Supporting investments in infrastructure, energy security and energy efficiency. The EBRD is supporting the development of viable financing structures to secure long term financing for projects in the commercial infrastructure sector through co-operation with other IFIs and private sector participants. We are promoting the diversification of energy supply with a focus on renewable energy sources and energy efficiency throughout sectors to enhance energy security, reduce energy intensity and meet EU environmental targets.
Support cross border co-operation and investments of leading local entities in other countries of EBRD operations in order to enhance their regional presence.

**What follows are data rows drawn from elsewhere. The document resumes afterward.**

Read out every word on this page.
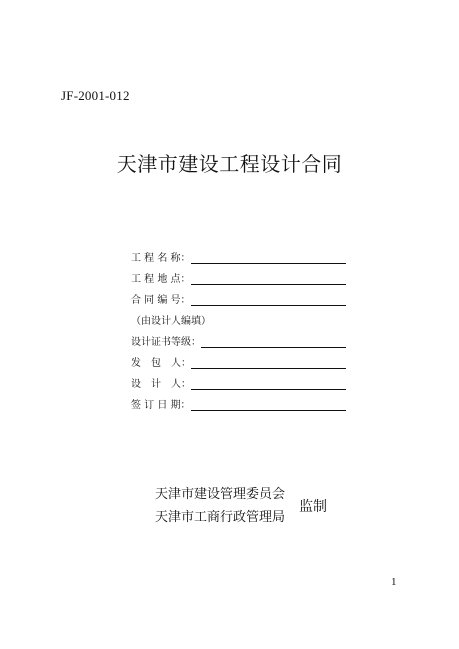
JF-2001-012
天津市建设工程设计合同
工 程 名 称：
工 程 地 点：
合 同 编 号：
（由设计人编填）
设计证书等级：
发　包　人：
设　计　人：
签 订 日 期：
天津市建设管理委员会
天津市工商行政管理局
监制
1
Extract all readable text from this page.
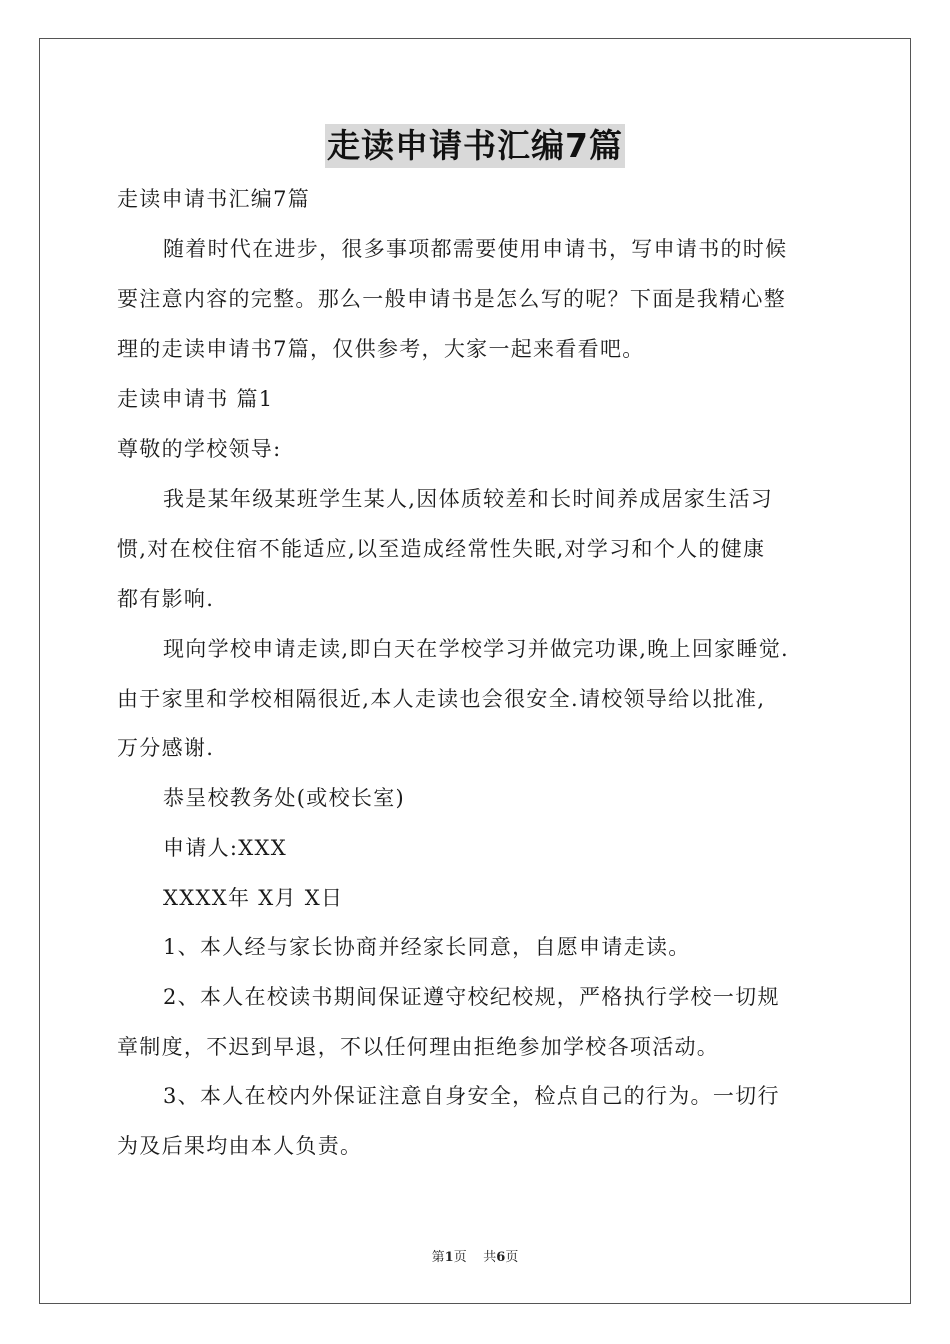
走读申请书汇编7篇
走读申请书汇编7篇
随着时代在进步，很多事项都需要使用申请书，写申请书的时候
要注意内容的完整。那么一般申请书是怎么写的呢？下面是我精心整
理的走读申请书7篇，仅供参考，大家一起来看看吧。
走读申请书 篇1
尊敬的学校领导:
我是某年级某班学生某人,因体质较差和长时间养成居家生活习
惯,对在校住宿不能适应,以至造成经常性失眠,对学习和个人的健康
都有影响.
现向学校申请走读,即白天在学校学习并做完功课,晚上回家睡觉.
由于家里和学校相隔很近,本人走读也会很安全.请校领导给以批准,
万分感谢.
恭呈校教务处(或校长室)
申请人:XXX
XXXX年 X月 X日
1、本人经与家长协商并经家长同意，自愿申请走读。
2、本人在校读书期间保证遵守校纪校规，严格执行学校一切规
章制度，不迟到早退，不以任何理由拒绝参加学校各项活动。
3、本人在校内外保证注意自身安全，检点自己的行为。一切行
为及后果均由本人负责。
第1页 共6页
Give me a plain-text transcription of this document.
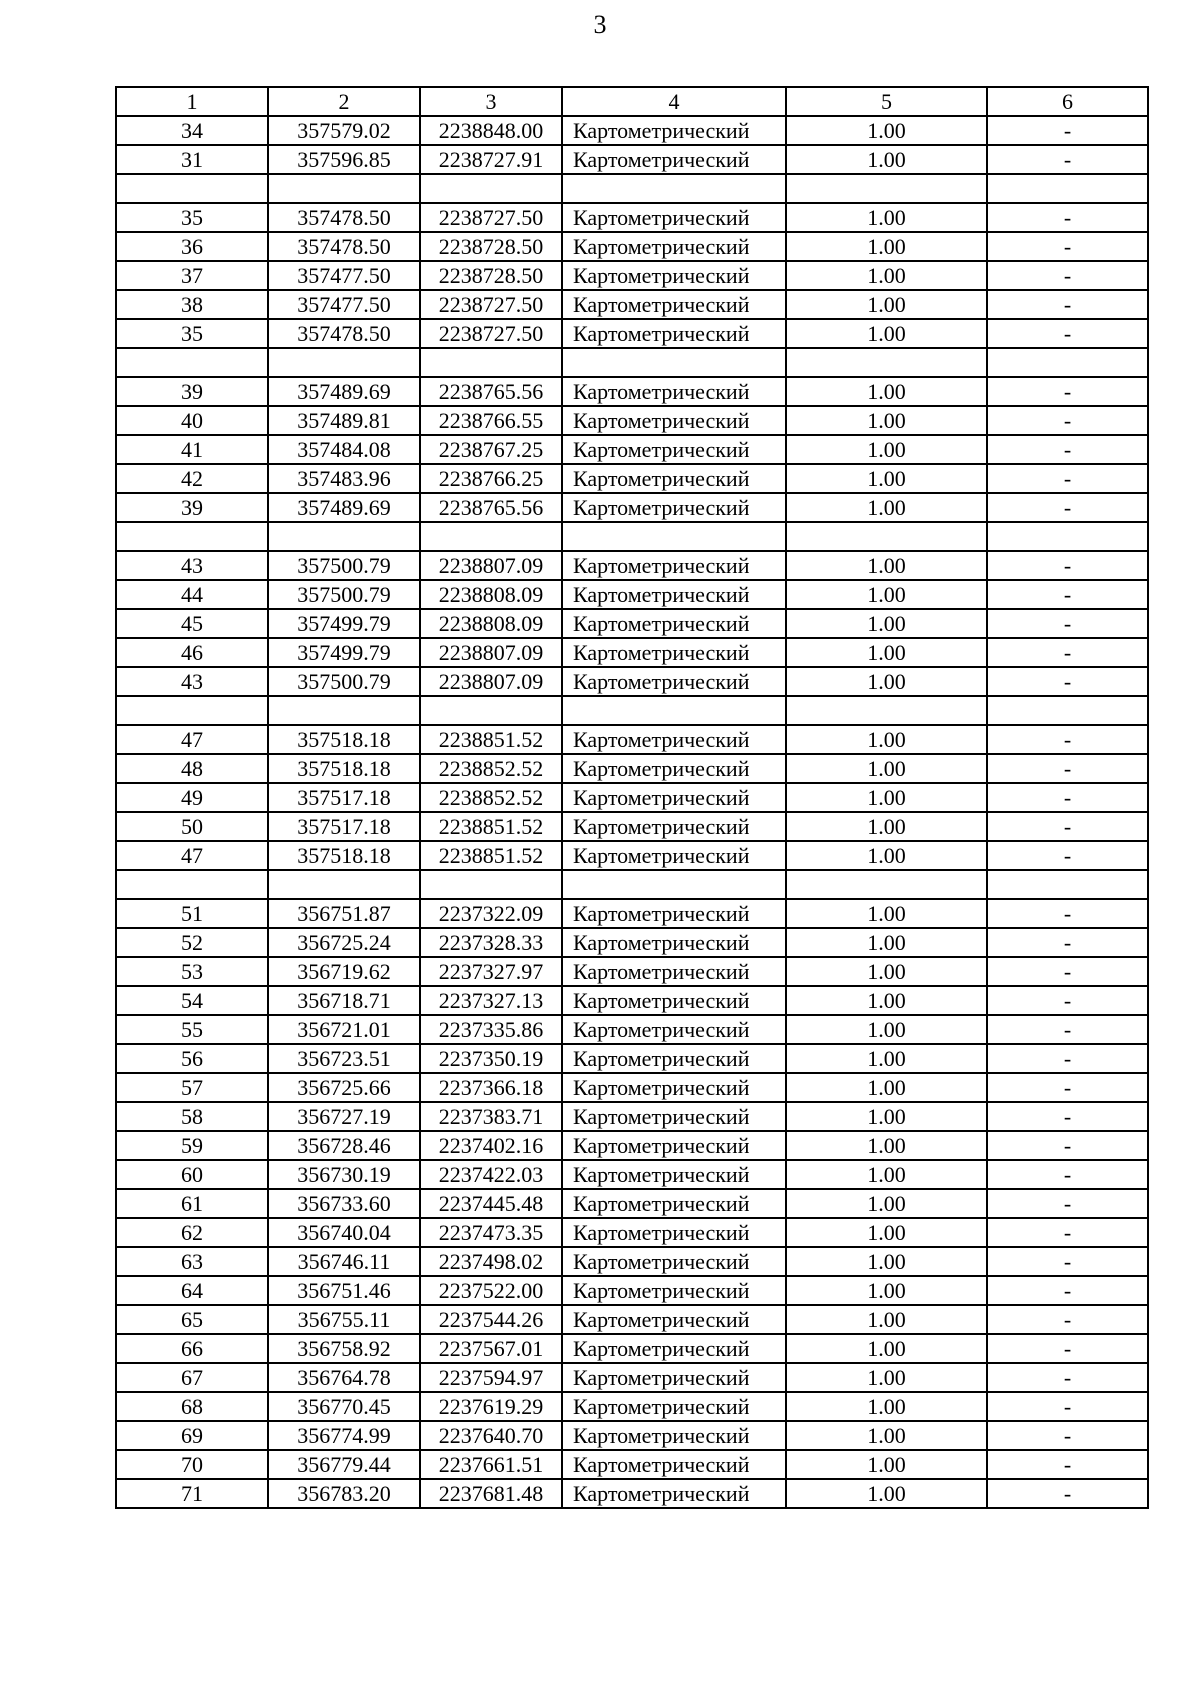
3
1	2	3	4	5	6
34	357579.02	2238848.00	Картометрический	1.00	-
31	357596.85	2238727.91	Картометрический	1.00	-

35	357478.50	2238727.50	Картометрический	1.00	-
36	357478.50	2238728.50	Картометрический	1.00	-
37	357477.50	2238728.50	Картометрический	1.00	-
38	357477.50	2238727.50	Картометрический	1.00	-
35	357478.50	2238727.50	Картометрический	1.00	-

39	357489.69	2238765.56	Картометрический	1.00	-
40	357489.81	2238766.55	Картометрический	1.00	-
41	357484.08	2238767.25	Картометрический	1.00	-
42	357483.96	2238766.25	Картометрический	1.00	-
39	357489.69	2238765.56	Картометрический	1.00	-

43	357500.79	2238807.09	Картометрический	1.00	-
44	357500.79	2238808.09	Картометрический	1.00	-
45	357499.79	2238808.09	Картометрический	1.00	-
46	357499.79	2238807.09	Картометрический	1.00	-
43	357500.79	2238807.09	Картометрический	1.00	-

47	357518.18	2238851.52	Картометрический	1.00	-
48	357518.18	2238852.52	Картометрический	1.00	-
49	357517.18	2238852.52	Картометрический	1.00	-
50	357517.18	2238851.52	Картометрический	1.00	-
47	357518.18	2238851.52	Картометрический	1.00	-

51	356751.87	2237322.09	Картометрический	1.00	-
52	356725.24	2237328.33	Картометрический	1.00	-
53	356719.62	2237327.97	Картометрический	1.00	-
54	356718.71	2237327.13	Картометрический	1.00	-
55	356721.01	2237335.86	Картометрический	1.00	-
56	356723.51	2237350.19	Картометрический	1.00	-
57	356725.66	2237366.18	Картометрический	1.00	-
58	356727.19	2237383.71	Картометрический	1.00	-
59	356728.46	2237402.16	Картометрический	1.00	-
60	356730.19	2237422.03	Картометрический	1.00	-
61	356733.60	2237445.48	Картометрический	1.00	-
62	356740.04	2237473.35	Картометрический	1.00	-
63	356746.11	2237498.02	Картометрический	1.00	-
64	356751.46	2237522.00	Картометрический	1.00	-
65	356755.11	2237544.26	Картометрический	1.00	-
66	356758.92	2237567.01	Картометрический	1.00	-
67	356764.78	2237594.97	Картометрический	1.00	-
68	356770.45	2237619.29	Картометрический	1.00	-
69	356774.99	2237640.70	Картометрический	1.00	-
70	356779.44	2237661.51	Картометрический	1.00	-
71	356783.20	2237681.48	Картометрический	1.00	-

Current EBRD forecast for the Slovak Republic’s real GDP growth in 2018 3.9%
Current EBRD forecast for the Slovak Republic’s real GDP growth in 2019 4.0%
The economic expansion in the Slovak Republic accelerated to 3.9 per cent year-on-year growth in the first half of 2018. While household consumption remained strong, it was investment, at a double-digit growth rate, that made the largest positive contribution to GDP growth. Exports are benefiting from strong external demand and extended production capacity in the car industry. While the unemployment rate has been below 7 per cent since mid-2018, the share of long-term unemployed still stands at 63 per cent of the total unemployed, which is one of the highest rates in the EU. The high levels of structural unemployment and skills mismatch exacerbate the already-persisting labour shortages, which have ballooned over time, largely triggered by significant gaps in the quality of education.
GDP growth is forecast to reach 3.9 per cent this year and 4.0 per cent in 2019. Investment is expected to remain solid, underpinned by the accelerated EU funds utilisation and a further expansion of production capacities in the car industry. Labour shortages will contribute to rising nominal wages and, as a result, household consumption will remain strong, only slightly held back by growing inflation.
On the downside, rising trade protectionism in the global economy constitutes a direct risk for the export-oriented Slovak economy. Long-term growth will strongly depend on ultimate solutions to structural challenges, in particular in the labour market.